Acte de décès de Juliette Lesoin épouse Blervaque le 23/09/1916

Acte de décès de Juliette Lesoin épouse Blervaque le 23/09/1916

Mais alors, Lydie Blervaque n'était autre que la nièce de Florence, épouse Wuilliez, et donc la cousine d'Alexandre Wuilliez son mari. Oh là là... Et en plus, il va falloir que j'introduise tout cela dans mon arbre, ce qui n'est pas simple avec mon outillage un peu perso.

Eh oui, c'est ainsi: tout s'enchaîne.

 

(*) English version available

Pierre tombale de Lydie Blervaque sur "FindAGrave.com" (dite "next to LaUra Burgoine"

Pierre tombale de Lydie Blervaque sur "FindAGrave.com" (dite "next to LaUra Burgoine"

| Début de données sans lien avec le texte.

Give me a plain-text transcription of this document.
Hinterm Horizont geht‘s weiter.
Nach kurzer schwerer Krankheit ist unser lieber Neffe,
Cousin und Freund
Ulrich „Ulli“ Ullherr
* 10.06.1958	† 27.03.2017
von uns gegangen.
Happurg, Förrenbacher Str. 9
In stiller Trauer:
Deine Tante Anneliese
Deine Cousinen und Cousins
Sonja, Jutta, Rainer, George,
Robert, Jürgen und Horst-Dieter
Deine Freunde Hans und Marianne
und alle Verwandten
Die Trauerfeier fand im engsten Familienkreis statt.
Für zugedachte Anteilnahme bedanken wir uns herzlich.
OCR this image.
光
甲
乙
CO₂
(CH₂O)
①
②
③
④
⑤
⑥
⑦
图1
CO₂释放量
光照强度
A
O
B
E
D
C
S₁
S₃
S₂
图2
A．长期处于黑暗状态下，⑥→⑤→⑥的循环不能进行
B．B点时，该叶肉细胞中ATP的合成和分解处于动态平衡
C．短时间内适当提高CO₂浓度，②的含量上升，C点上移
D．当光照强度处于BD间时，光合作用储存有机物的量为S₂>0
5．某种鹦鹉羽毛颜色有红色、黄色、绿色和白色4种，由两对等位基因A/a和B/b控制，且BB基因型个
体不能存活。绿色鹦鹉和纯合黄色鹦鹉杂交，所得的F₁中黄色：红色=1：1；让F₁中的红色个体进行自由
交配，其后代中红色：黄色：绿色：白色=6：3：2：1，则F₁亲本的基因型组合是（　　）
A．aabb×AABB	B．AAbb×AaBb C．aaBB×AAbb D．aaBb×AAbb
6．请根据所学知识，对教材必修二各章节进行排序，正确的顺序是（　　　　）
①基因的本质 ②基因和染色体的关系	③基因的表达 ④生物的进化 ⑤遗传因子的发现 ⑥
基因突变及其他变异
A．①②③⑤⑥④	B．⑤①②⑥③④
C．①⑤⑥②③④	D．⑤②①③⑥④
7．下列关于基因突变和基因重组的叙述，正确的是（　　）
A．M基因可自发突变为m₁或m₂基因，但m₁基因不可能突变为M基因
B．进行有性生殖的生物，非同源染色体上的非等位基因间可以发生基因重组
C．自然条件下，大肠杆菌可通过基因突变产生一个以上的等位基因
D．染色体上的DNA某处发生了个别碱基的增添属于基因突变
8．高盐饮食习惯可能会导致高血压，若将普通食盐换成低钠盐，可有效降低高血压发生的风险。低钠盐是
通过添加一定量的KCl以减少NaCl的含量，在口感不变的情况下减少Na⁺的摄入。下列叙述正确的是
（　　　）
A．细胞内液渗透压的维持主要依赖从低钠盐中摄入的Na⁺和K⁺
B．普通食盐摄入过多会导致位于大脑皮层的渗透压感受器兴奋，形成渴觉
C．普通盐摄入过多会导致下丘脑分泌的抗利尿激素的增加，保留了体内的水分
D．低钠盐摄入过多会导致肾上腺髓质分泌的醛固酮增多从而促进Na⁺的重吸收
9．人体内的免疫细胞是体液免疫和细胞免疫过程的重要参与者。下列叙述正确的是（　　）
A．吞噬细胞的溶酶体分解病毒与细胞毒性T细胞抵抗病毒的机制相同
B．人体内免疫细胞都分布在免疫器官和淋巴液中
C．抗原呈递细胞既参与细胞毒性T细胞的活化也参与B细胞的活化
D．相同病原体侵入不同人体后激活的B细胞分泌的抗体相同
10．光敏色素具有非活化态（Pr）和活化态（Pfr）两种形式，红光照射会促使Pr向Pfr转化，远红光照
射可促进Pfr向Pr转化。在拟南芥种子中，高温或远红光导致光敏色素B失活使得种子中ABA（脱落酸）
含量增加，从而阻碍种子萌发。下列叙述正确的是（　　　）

  1. A ma connaissance, personne n’a pu formellement établir le lien entre les deux branches : les noms cités dans les différents documents parvenus jusqu’à nous ne laissent pas de doute quant à l’origine à Coutiches des Willay de Château mais le manque de sources oblige à émettre des hypothèses..
  2.  Je sais que les généalogistes à l’ancienne et autres puristes considèrent qu’utiliser ce site est une imposture. Je ne partage pas ce point de vue : de tous temps, les généalogistes amateurs ont échangé les informations, discuté entre eux des hypothèses. Bien sûr, recopier sans ni citer ni contacter ses sources, comme font certains, est assez bête. Mais enfin, si on partage, on doit accepter d’être recopié. Pour moi, les données en ligne sont une source parmi d’autres : il faut les recouper, les vérifier mais surtout chercher à entrer en contact avec ceux qui les ont mises là.
  3. Florence et Philomène (ma bisaïeule) étaient cousines germaines.
  4. Compte tenu des dates de naissance, il n'est pas impossible que l'un d'eux soient encore en vie.
  5. Au moment où je l'écrivais du moins... Qui a dit que la généalogie était figée?
  6. Les archives ne le connaissent pas (base LEONORE) mais il semble qu'un de ses descendants ait réussi à établir son appartenance.